Local elections sort the true psephology fans from the lightweights. They are the unknown indie band playing a small club to the stadium rock of general elections. This is especially true in the UK due to our truly baffling system of local Government that splits councils into multiple different varieties, that run elections in seemingly random years. We even use different voting systems in different parts of the country.
This year, though, they will attract more attention than usual because a sub-set of Tory MPs are looking for any excuse to bin the walking embarrassment that is Boris Johnson and replace him with a leader that has a better chance of winning the next general election. Bad enough results in this round of locals, they hope, will encourage enough of their colleagues to realise that, as prominent backbencher Steve Baker said the other day, “the gig is up”.

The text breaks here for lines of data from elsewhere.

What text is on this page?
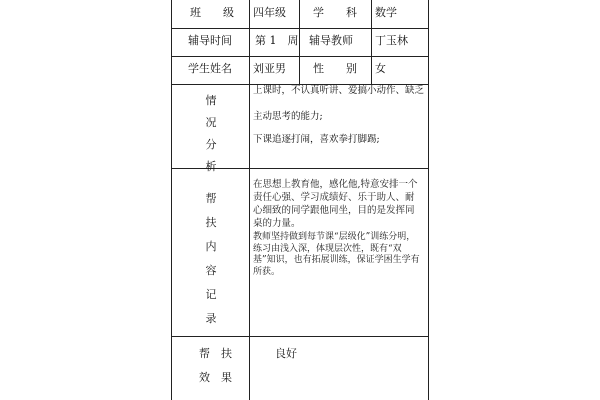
班　　级 四年级 学　　科 数学
辅导时间 第 1　周 辅导教师 丁玉林
学生姓名 刘亚男 性　　别 女
情
况
分
析
上课时，不认真听讲、爱搞小动作、缺乏
主动思考的能力;
下课追逐打闹，喜欢拳打脚踢;
帮
扶
内
容
记
录
在思想上教育他，感化他,特意安排一个责任心强、学习成绩好、乐于助人、耐心细致的同学跟他同坐，目的是发挥同桌的力量。
教师坚持做到每节课“层级化”训练分明，练习由浅入深，体现层次性，既有“双基”知识，也有拓展训练，保证学困生学有所获。
帮　扶
效　果
良好
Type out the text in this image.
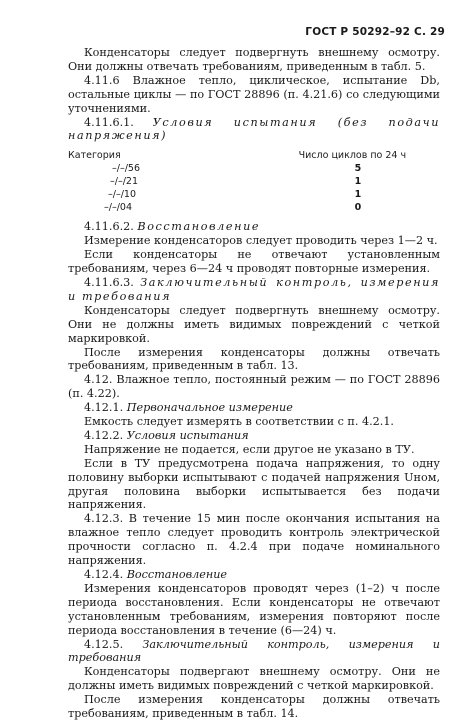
ГОСТ Р 50292–92 С. 29

Конденсаторы следует подвергнуть внешнему осмотру. Они должны отвечать требованиям, приведенным в табл. 5.

4.11.6 Влажное тепло, циклическое, испытание Db, остальные циклы — по ГОСТ 28896 (п. 4.21.6) со следующими уточнениями.

4.11.6.1. Условия испытания (без подачи напряжения)

Категория	Число циклов по 24 ч
–/–/56	5
–/–/21	1
–/–/10	1
–/–/04	0

4.11.6.2. Восстановление

Измерение конденсаторов следует проводить через 1—2 ч.

Если конденсаторы не отвечают установленным требованиям, через 6—24 ч проводят повторные измерения.

4.11.6.3. Заключительный контроль, измерения и требования

Конденсаторы следует подвергнуть внешнему осмотру. Они не должны иметь видимых повреждений с четкой маркировкой.

После измерения конденсаторы должны отвечать требованиям, приведенным в табл. 13.

4.12. Влажное тепло, постоянный режим — по ГОСТ 28896 (п. 4.22).

4.12.1. Первоначальное измерение

Емкость следует измерять в соответствии с п. 4.2.1.

4.12.2. Условия испытания

Напряжение не подается, если другое не указано в ТУ.

Если в ТУ предусмотрена подача напряжения, то одну половину выборки испытывают с подачей напряжения Uном, другая половина выборки испытывается без подачи напряжения.

4.12.3. В течение 15 мин после окончания испытания на влажное тепло следует проводить контроль электрической прочности согласно п. 4.2.4 при подаче номинального напряжения.

4.12.4. Восстановление

Измерения конденсаторов проводят через (1–2) ч после периода восстановления. Если конденсаторы не отвечают установленным требованиям, измерения повторяют после периода восстановления в течение (6—24) ч.

4.12.5. Заключительный контроль, измерения и требования

Конденсаторы подвергают внешнему осмотру. Они не должны иметь видимых повреждений с четкой маркировкой.

После измерения конденсаторы должны отвечать требованиям, приведенным в табл. 14.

There are also an unusually large number of seats up for grabs across the country – over 6.8k in total – in a wide range of different types of constituency that will give us some good clues as to how the next general election is shaping up. The majority, 4.4k, are in England, with over 1.2k in both Scotland and Wales.
In this preview I will focus on England and will run through the different types of council in order – London boroughs, Metropolitan boroughs, District Councils and Unitary Authorities. Each group contains different types of tests for the main parties. For each one I’ll set out the key councils to watch.

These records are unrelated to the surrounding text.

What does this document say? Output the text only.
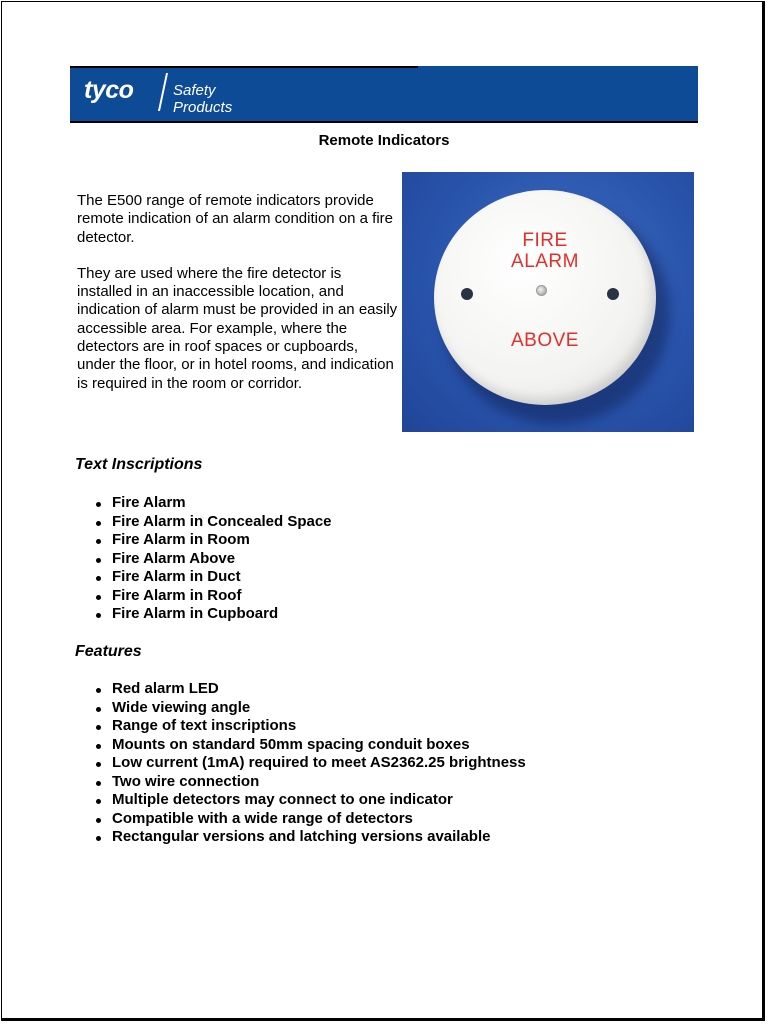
tyco	Safety
Products
Remote Indicators

The E500 range of remote indicators provide remote indication of an alarm condition on a fire detector.

They are used where the fire detector is installed in an inaccessible location, and indication of alarm must be provided in an easily accessible area. For example, where the detectors are in roof spaces or cupboards, under the floor, or in hotel rooms, and indication is required in the room or corridor.

FIRE
ALARM
ABOVE
Text Inscriptions
Fire Alarm
Fire Alarm in Concealed Space
Fire Alarm in Room
Fire Alarm Above
Fire Alarm in Duct
Fire Alarm in Roof
Fire Alarm in Cupboard
Features
Red alarm LED
Wide viewing angle
Range of text inscriptions
Mounts on standard 50mm spacing conduit boxes
Low current (1mA) required to meet AS2362.25 brightness
Two wire connection
Multiple detectors may connect to one indicator
Compatible with a wide range of detectors
Rectangular versions and latching versions available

I’ll look briefly at Wales, but there are large numbers of independents and Plaid Cymru councillors which complicates the picture a lot and makes it hard to draw clear lessons. I won’t look at Scotland in any detail because they use a PR system called Single Transferrable Vote for their council elections. That means none of the councils are in the control of any one party and the results won’t tell us much about a general election under a different system. The only real interest from a national perspective is whether Labour push the Conservatives back into third place in overall vote share.
Then at the end I’ll do some expectation setting. What’s a bad result for the Tories? And what might encourage them to finally depose Johnson? And I’ll give my overall predictions for councils and councillors.